Physicality as a construct of belief seems elementary, especially to John. But this is quite honestly subverted by the gospel’s approach—since blessed are those who believe without seeing (ie. proof). That story establishes the necessity of Jesus’s physical resurrection, but shifts the emphasis to belief.
The visit in Luke, by contrast, is a bit more direct. Or perhaps less esoteric. Even the fact that John’s Jesus could be read as insulting Thomas shows how easy it is to assume intent.
Luke’s depiction of Jesus doesn’t seem to care or mind that he’s telling people who don’t quite understand. He’s helping them get there anyway.
Here, Jesus just throws open his hands, seemingly to get it over with! Touch me. I’l eat something. What do I need to do to prove I’m actually here?
The focus on scripture
Jesus is focused on helping them to see. Not his flesh, but his presence in the scripture. And even more importantly, their presence in it.

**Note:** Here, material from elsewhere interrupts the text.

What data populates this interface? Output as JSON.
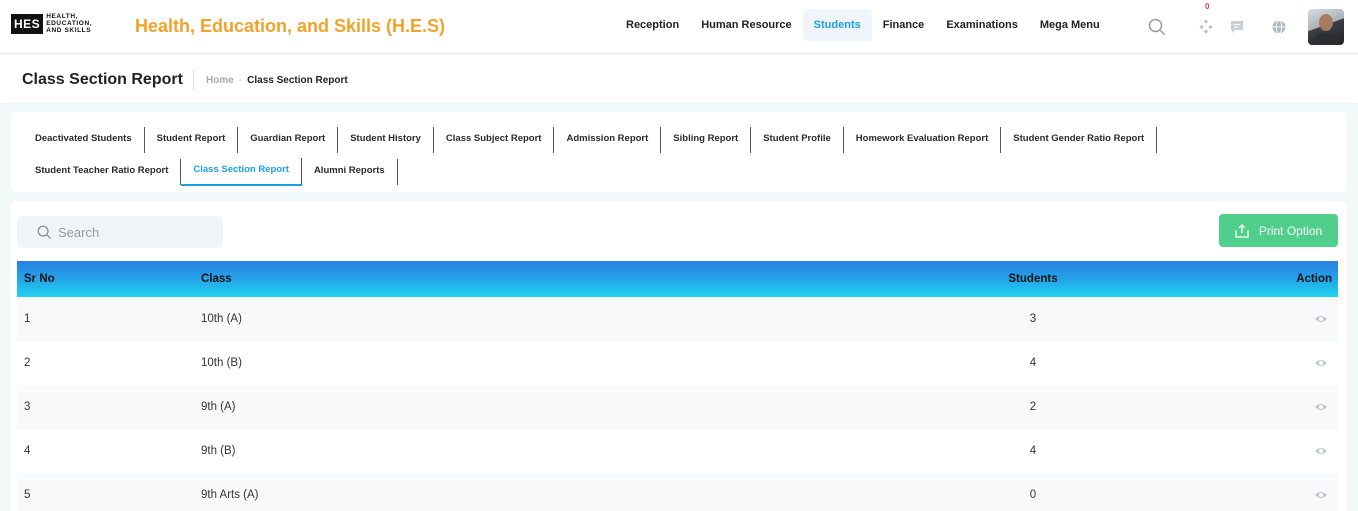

This is what Jesus does with the two disciples on the road to Emmaus. And he does the same here for the rest of them. Jesus is opening the scriptures and blowing their minds.
From here, he will direct them to wait for the Spirit. And their response is to camp out at the Temple, continuously praising God.
This doesn’t strike me as reflecting the evangelical zeal for the authority of scripture, but the authority of Jesus in the scripture. Which is an idea that feels even more significant to us in the present, when scripture and belief are what we have!
This puts pressure, not on the scriptures as a whole half as much as it puts on the presence of Jesus in our lives and scripture—an idea that forces us to focus on what Jesus actually says and does.
But there’s a twist.
In opening the scriptures to them, it changes the disciples from lovable morons to prophetic witnesses to both the humanness and divinity of Christ. Which is a big deal.
It also makes the ending of Luke (and all of Acts that follows) more potently about our witnessing Christ through them.
And what do the disciples do while they wait?
Spend all of their time in the Temple blessing God.
I mean, I don’t necessarily want to spend that much more time at church, my friends. But these cats are showing us how to respond to the resurrection. And we all could up our blessing God game.